The current example is that BC, with eight bodies in the Commons, has the lowest ratio of any province of elected cabinet ministers in relation to MPS. The lone cabinet minister chosen by the unwashed is Basford (who is doomed next time around at any rate. His margin over little-known Tory rivals in Vancouver Centre in the last three elections fell from 17,105 to 5,185 to 1,921). The Liberals, desperate to demonstrate their disdain for the voter, reached into the Senate for BC’S second cabinet minister, Ray Perrault. Senator Perrault does not represent anyone. In fact, he was

rejected by the voters, having lost his seat in Burnaby-Seymour. Having perceived the voters’message, the Liberals’ answer is to promote him into the Senate and the cabinet. They do have a gift.

How the heavy thinkers in the East Block can choose such a tired non-elected warhorse as Senator Phogbound Perrault over the stylish Iona Campagnolo, the Prince Rupert MP, completely boggles those of us who have been left out of the Privy Council. She not only has beauty to go with her brains and statuesque presence, she has the good sense to share her birthday with Pierre Trudeau and the nerve to appear before him in a sarong at last year’s Press Gallery dinner in a song that mocked his intellect. To top it off, there was that exquisite insult to every loyal BC party hack and expectant ward heeler of the cynical appointment of Jack Austin, the Senator-on15-minutes-notice. Resentment of the feds rides high. There are those today who think a 1976 election would yield only two Liberals west of Thunder Bay—Otto Lang and Iona.

It’s become a bore to recite the reasons for the western alienation. Western politicians now feel the Liberals’ vaunted Western Economic Opportunities Conference in Calgary in 1973 was a sucker play. They note with sardonic humor that even Ontario Liberals at their April 23 annual meeting will discuss splitting from the federal albatross. The Glassco comfnission on government efficiency 14 years ago outlined the basic problem. Although 75% of civil servants work outside Ottawa, only one in seven civil service executives is located outside Ottawa. Three quarters of the Ottawa brdss have never had field experience.

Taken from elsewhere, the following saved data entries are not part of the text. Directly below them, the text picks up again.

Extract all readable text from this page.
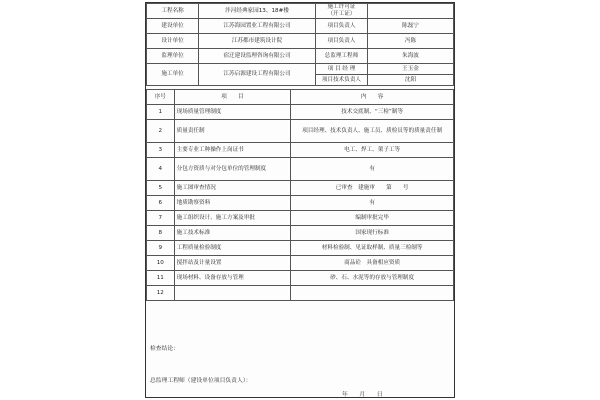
工程名称	泮河经典家园13、18#楼	施工许可证
（开工证）	
建设单位	江苏海园置业工程有限公司	项目负责人	陈磊宁
设计单位	江苏都市建筑设计院	项目负责人	冯陈
监理单位	宿迁建设监理咨询有限公司	总监理工程师	朱海波
施工单位	江苏启源建设工程有限公司	项 目 经 理	王玉金
		项目技术负责人	沈阳
序号	项　　目	内　　容
1	现场质量管理制度	技术交底制、“三检”制等
2	质量责任制	项目经理、技术负责人、施工员、质检员等的质量责任制
3	主要专业工种操作上岗证书	电工、焊工、架子工等
4	分包方资质与对分包单位的管理制度	有
5	施工图审查情况	已审查　建施审　　第　　号
6	地质勘察资料	有
7	施工组织设计、施工方案及审批	编制审批完毕
8	施工技术标准	国家现行标准
9	工程质量检验制度	材料检验制、见证取样制、质量三检制等
10	搅拌站及计量设置	商品砼　具备相应资质
11	现场材料、设备存放与管理	砂、石、水泥等的存放与管理制度
12		
检查结论：
总监理工程师（建设单位项目负责人）：
年　　月　　日
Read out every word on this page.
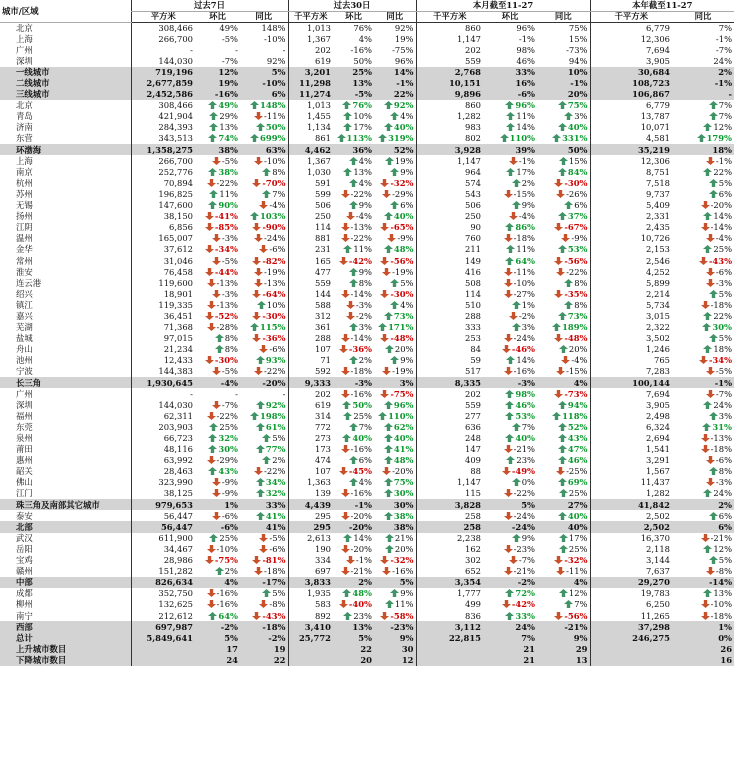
城市/区域	过去7日			过去30日			本月截至11-27			本年截至11-27	
	平方米	环比	同比	千平方米	环比	同比	千平方米	环比	同比	千平方米	同比
北京	308,466	49%	148%	1,013	76%	92%	860	96%	75%	6,779	7%
上海	266,700	-5%	-10%	1,367	4%	19%	1,147	-1%	15%	12,306	-1%
广州	-	-	-	202	-16%	-75%	202	98%	-73%	7,694	-7%
深圳	144,030	-7%	92%	619	50%	96%	559	46%	94%	3,905	24%
一线城市	719,196	12%	5%	3,201	25%	14%	2,768	33%	10%	30,684	2%
二线城市	2,677,859	19%	-10%	11,298	13%	-1%	10,151	16%	-1%	108,723	-1%
三线城市	2,452,586	-16%	6%	11,274	-5%	22%	9,896	-6%	20%	106,867	-
北京	308,466	49%	148%	1,013	76%	92%	860	96%	75%	6,779	7%
青岛	421,904	29%	-11%	1,455	10%	4%	1,282	11%	3%	13,787	7%
济南	284,393	13%	50%	1,134	17%	40%	983	14%	40%	10,071	12%
东营	343,513	74%	699%	861	113%	319%	802	110%	331%	4,581	179%
环渤海	1,358,275	38%	63%	4,462	36%	52%	3,928	39%	50%	35,219	18%
上海	266,700	-5%	-10%	1,367	4%	19%	1,147	-1%	15%	12,306	-1%
南京	252,776	38%	8%	1,030	13%	9%	964	17%	84%	8,751	22%
杭州	70,894	-22%	-70%	591	4%	-32%	574	2%	-30%	7,518	5%
苏州	196,825	11%	7%	599	-22%	-29%	543	-15%	-26%	9,737	6%
无锡	147,600	90%	-4%	506	9%	6%	506	9%	6%	5,409	-20%
扬州	38,150	-41%	103%	250	-4%	40%	250	-4%	37%	2,331	14%
江阴	6,856	-85%	-90%	114	-13%	-65%	90	86%	-67%	2,435	-14%
温州	165,007	-3%	-24%	881	-22%	-9%	760	-18%	-9%	10,726	-4%
金华	37,612	-34%	-6%	231	11%	48%	211	11%	53%	2,153	25%
常州	31,046	-5%	-82%	165	-42%	-56%	149	64%	-56%	2,546	-43%
淮安	76,458	-44%	-19%	477	9%	-19%	416	-11%	-22%	4,252	-6%
连云港	119,600	-13%	-13%	559	8%	5%	508	-10%	8%	5,899	-3%
绍兴	18,901	-3%	-64%	144	-14%	-30%	114	-27%	-35%	2,214	5%
镇江	119,335	-13%	10%	588	-3%	4%	510	1%	8%	5,734	-18%
嘉兴	36,451	-52%	-30%	312	-2%	73%	288	-2%	73%	3,015	22%
芜湖	71,368	-28%	115%	361	3%	171%	333	3%	189%	2,322	30%
盐城	97,015	8%	-36%	288	-14%	-48%	253	-24%	-48%	3,502	5%
舟山	21,234	8%	-6%	107	-36%	20%	84	-46%	20%	1,246	18%
池州	12,433	-30%	93%	71	2%	9%	59	14%	-4%	765	-34%
宁波	144,383	-5%	-22%	592	-18%	-19%	517	-16%	-15%	7,283	-5%
长三角	1,930,645	-4%	-20%	9,333	-3%	3%	8,335	-3%	4%	100,144	-1%
广州	-	-	-	202	-16%	-75%	202	98%	-73%	7,694	-7%
深圳	144,030	-7%	92%	619	50%	96%	559	46%	94%	3,905	24%
福州	62,311	-22%	198%	314	25%	110%	277	53%	118%	2,498	3%
东莞	203,903	25%	61%	772	7%	62%	636	7%	52%	6,324	31%
泉州	66,723	32%	5%	273	40%	40%	248	40%	43%	2,694	-13%
莆田	48,116	30%	77%	173	-16%	41%	147	-21%	47%	1,541	-18%
惠州	63,992	-29%	2%	474	6%	48%	409	23%	46%	3,291	-6%
韶关	28,463	43%	-22%	107	-45%	-20%	88	-49%	-25%	1,567	8%
佛山	323,990	-9%	34%	1,363	4%	75%	1,147	0%	69%	11,437	-3%
江门	38,125	-9%	32%	139	-16%	30%	115	-22%	25%	1,282	24%
珠三角及南部其它城市	979,653	1%	33%	4,439	-1%	30%	3,828	5%	27%	41,842	2%
泰安	56,447	-6%	41%	295	-20%	38%	258	-24%	40%	2,502	6%
北部	56,447	-6%	41%	295	-20%	38%	258	-24%	40%	2,502	6%
武汉	611,900	25%	-5%	2,613	14%	21%	2,238	9%	17%	16,370	-21%
岳阳	34,467	-10%	-6%	190	-20%	20%	162	-23%	25%	2,118	12%
宝鸡	28,986	-75%	-81%	334	-1%	-32%	302	-7%	-32%	3,144	5%
赣州	151,282	2%	-18%	697	-21%	-16%	652	-21%	-11%	7,637	-8%
中部	826,634	4%	-17%	3,833	2%	5%	3,354	-2%	4%	29,270	-14%
成都	352,750	-16%	5%	1,935	48%	9%	1,777	72%	12%	19,783	13%
柳州	132,625	-16%	-8%	583	-40%	11%	499	-42%	7%	6,250	-10%
南宁	212,612	64%	-43%	892	23%	-58%	836	33%	-56%	11,265	-18%
西部	697,987	-2%	-18%	3,410	13%	-23%	3,112	24%	-21%	37,298	1%
总计	5,849,641	5%	-2%	25,772	5%	9%	22,815	7%	9%	246,275	0%
上升城市数目		17	19		22	30		21	29		26
下降城市数目		24	22		20	12		21	13		16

The Canadian bureaucracy is twice as centralized as the American.

We won’t even go into the fact that eight years, Trudeau’s tenure, was long enough for Harold Wilson or that U.S. law states that eight years is long enough for anyone. Nor will we mention that the Prince Valiant of the west, John Turner, has gone and the Tories once again have a westerner for a leader.

Let us only suggest that a Liberal party hived into Ontario, Quebec and the Maritimes with the collapse of the west is no longer a believable national party. The polarization between left and right, Tories and the socialists, has already taken place in Western Canada much as in Britain. Quebec will be going her own way at any rate (the real leader of the opposition in Canada is René Lévesque) and there just ain’t any room left for Liberals.